3rd May 2021
My Dear Cousin,
As you’ve read in my last few letters my life was rather hard up until my mother’s passing. When my mom was well I had a mother most of the time and a father one day a week. When she got sick I had a father from Friday night to Monday morning. When mom died my music lessons stopped because they took place during the week and the old man didn’t want to make the drive. Therapy for my nerve damage also stopped.
There I was, a ten year old living in a house with a fourteen year old mental case as the closest thing I had to a guardian. I have to ask why no one on my street said anything about this. How do people just turn away from so much in this world? How do we make ourselves blind? Three children, two boys, one girl, fourteen, twelve, and ten, who had just lost their mother and were living alone.

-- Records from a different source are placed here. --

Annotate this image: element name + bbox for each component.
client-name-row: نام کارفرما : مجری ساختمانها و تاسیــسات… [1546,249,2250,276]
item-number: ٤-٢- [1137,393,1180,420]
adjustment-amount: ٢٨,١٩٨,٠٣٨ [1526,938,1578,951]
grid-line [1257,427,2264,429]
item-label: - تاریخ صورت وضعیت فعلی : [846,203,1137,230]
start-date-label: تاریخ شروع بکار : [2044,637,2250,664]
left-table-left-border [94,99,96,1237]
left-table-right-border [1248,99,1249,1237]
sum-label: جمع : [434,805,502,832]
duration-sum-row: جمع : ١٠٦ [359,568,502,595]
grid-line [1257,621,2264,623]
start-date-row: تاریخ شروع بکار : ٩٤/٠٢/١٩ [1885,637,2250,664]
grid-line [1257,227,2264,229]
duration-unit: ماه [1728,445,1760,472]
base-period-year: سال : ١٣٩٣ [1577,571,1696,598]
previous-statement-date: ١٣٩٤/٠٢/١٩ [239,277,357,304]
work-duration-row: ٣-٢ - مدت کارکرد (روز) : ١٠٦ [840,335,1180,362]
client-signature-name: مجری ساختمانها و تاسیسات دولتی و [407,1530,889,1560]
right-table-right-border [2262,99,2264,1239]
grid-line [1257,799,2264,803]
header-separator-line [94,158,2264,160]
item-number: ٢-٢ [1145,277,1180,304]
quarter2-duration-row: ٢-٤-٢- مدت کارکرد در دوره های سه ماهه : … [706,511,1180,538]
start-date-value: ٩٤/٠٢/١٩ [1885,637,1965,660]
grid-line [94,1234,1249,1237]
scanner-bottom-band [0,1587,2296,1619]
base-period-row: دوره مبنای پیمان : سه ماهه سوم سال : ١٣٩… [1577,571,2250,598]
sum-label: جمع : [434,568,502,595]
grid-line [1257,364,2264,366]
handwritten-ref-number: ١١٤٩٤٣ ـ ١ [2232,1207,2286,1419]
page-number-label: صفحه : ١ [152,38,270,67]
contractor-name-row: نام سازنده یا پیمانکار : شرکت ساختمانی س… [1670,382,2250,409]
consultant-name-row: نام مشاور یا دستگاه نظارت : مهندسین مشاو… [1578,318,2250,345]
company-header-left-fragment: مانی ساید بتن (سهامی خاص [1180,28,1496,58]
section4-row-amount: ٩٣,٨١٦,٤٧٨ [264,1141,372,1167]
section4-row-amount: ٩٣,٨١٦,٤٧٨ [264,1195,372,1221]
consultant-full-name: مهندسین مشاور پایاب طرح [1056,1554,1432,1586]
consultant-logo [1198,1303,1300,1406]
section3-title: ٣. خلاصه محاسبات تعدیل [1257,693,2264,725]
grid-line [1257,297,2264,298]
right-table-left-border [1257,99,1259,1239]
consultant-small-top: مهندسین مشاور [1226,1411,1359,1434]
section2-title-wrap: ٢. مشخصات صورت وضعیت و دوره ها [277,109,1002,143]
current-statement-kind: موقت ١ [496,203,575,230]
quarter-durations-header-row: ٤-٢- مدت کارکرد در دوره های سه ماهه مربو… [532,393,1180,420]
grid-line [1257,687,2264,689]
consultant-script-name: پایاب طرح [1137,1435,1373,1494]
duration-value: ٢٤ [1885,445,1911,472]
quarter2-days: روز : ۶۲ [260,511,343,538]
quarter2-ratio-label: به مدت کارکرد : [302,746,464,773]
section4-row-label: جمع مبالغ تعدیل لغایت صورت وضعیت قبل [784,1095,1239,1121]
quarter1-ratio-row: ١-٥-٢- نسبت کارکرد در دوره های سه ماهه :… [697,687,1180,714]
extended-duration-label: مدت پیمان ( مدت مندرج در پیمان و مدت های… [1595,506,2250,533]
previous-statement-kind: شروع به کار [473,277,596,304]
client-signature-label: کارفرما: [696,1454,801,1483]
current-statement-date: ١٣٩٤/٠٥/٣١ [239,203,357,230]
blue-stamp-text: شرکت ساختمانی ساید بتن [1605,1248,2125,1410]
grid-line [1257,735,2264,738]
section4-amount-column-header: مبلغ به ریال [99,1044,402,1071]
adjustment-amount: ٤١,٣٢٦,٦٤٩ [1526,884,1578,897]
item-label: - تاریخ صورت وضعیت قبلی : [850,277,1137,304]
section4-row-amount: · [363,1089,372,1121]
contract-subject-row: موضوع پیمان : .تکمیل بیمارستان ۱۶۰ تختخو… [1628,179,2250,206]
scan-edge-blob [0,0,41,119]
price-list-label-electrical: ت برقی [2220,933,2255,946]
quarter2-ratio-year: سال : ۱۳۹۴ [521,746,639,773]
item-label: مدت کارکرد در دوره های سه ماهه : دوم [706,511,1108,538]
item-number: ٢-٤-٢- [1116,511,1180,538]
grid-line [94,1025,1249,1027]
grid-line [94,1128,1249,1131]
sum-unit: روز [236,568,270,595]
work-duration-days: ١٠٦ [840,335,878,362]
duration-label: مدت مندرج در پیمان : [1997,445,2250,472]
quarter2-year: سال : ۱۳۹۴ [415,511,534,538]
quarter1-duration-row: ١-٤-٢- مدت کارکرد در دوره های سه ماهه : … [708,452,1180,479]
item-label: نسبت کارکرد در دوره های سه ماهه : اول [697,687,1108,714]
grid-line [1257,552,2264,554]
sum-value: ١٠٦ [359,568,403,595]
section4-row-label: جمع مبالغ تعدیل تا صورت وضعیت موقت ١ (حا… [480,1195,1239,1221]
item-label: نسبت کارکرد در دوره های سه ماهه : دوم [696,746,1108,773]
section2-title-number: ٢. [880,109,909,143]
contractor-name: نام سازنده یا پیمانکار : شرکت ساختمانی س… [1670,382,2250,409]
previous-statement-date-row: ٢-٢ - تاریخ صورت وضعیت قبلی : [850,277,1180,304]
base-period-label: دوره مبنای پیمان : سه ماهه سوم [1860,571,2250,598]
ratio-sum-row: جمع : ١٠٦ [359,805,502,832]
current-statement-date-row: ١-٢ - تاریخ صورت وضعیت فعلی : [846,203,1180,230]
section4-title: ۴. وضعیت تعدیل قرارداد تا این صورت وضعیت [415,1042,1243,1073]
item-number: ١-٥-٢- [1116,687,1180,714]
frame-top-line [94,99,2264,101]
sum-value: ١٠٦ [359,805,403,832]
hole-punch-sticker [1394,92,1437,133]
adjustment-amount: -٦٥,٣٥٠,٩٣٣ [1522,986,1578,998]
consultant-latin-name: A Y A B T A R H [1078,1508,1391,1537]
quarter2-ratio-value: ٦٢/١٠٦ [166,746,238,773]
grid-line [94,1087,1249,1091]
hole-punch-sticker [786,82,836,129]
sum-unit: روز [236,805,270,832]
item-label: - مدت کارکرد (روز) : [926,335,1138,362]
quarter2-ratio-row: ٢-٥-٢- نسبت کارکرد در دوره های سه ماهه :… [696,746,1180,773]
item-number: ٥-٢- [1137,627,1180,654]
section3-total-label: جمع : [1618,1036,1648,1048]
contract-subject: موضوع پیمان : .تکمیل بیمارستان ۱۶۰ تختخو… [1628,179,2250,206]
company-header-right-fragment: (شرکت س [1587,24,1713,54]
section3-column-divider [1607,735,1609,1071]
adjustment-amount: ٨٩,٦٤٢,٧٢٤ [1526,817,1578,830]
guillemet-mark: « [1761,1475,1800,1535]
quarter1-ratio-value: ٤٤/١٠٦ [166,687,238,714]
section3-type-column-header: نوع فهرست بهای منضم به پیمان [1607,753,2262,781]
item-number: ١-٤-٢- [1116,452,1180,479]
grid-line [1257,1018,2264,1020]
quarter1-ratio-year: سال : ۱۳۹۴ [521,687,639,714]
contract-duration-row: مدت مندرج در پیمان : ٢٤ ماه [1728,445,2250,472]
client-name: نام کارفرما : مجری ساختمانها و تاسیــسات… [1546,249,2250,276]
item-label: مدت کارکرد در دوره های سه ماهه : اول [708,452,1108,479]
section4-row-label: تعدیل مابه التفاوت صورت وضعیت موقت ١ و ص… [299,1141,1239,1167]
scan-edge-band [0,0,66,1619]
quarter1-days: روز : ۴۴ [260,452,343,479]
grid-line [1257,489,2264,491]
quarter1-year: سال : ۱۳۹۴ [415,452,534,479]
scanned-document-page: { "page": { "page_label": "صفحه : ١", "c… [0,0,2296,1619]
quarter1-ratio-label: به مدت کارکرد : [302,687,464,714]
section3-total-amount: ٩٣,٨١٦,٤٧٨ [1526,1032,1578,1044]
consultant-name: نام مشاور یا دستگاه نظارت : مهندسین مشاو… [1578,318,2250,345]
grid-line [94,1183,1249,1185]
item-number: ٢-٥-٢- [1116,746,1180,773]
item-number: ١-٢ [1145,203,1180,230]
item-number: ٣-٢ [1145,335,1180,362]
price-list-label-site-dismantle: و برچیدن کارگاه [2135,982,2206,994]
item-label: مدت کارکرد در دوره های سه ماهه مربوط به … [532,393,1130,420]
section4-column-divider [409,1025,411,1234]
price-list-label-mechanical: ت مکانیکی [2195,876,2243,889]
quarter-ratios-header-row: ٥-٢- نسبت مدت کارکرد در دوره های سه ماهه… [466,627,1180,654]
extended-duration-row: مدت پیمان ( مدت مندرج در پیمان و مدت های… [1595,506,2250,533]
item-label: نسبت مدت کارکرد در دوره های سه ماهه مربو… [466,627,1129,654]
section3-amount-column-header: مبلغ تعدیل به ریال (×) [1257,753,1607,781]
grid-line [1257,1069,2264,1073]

To add injury to injury, it took my old man about six months to turn my house into a slum. He made no attempt to keep up the garden, and he ripped out the carpets. They did replace a few old electrical fittings with new ones that made the house safer and we got fire extinguishers. However, the old man replaced my carpets with acrylic tile which was laid over the old wood floors. The wood rotted and the floors came up. I was walking on concrete before long.
This was the time that (Pickle) got used to using me as the scapegoat. I would complain about him breaking my toys or using my toothbrush for something abnormal. I once went a week without brushing my teeth because he got petroleum jelly all over the brush and I had to wait for the old man to come home to take me shopping.
Every day he would say “I’m under so much stress, Ricky says you did this to me two years ago.” About once or twice a week this would culminate into a beating from (Pickle). He was four years older than me and the old man got him thousands of dollars in weight equipment.
I’m still bitter about the fact that I had five thousand dollars of weights in one room and nothing to cover the foundation of the house in the other. Between the ages of ten and fourteen I figured out that I was white trash, what else to you call someone like that, and I’m still trying to get the stink of trash off me today.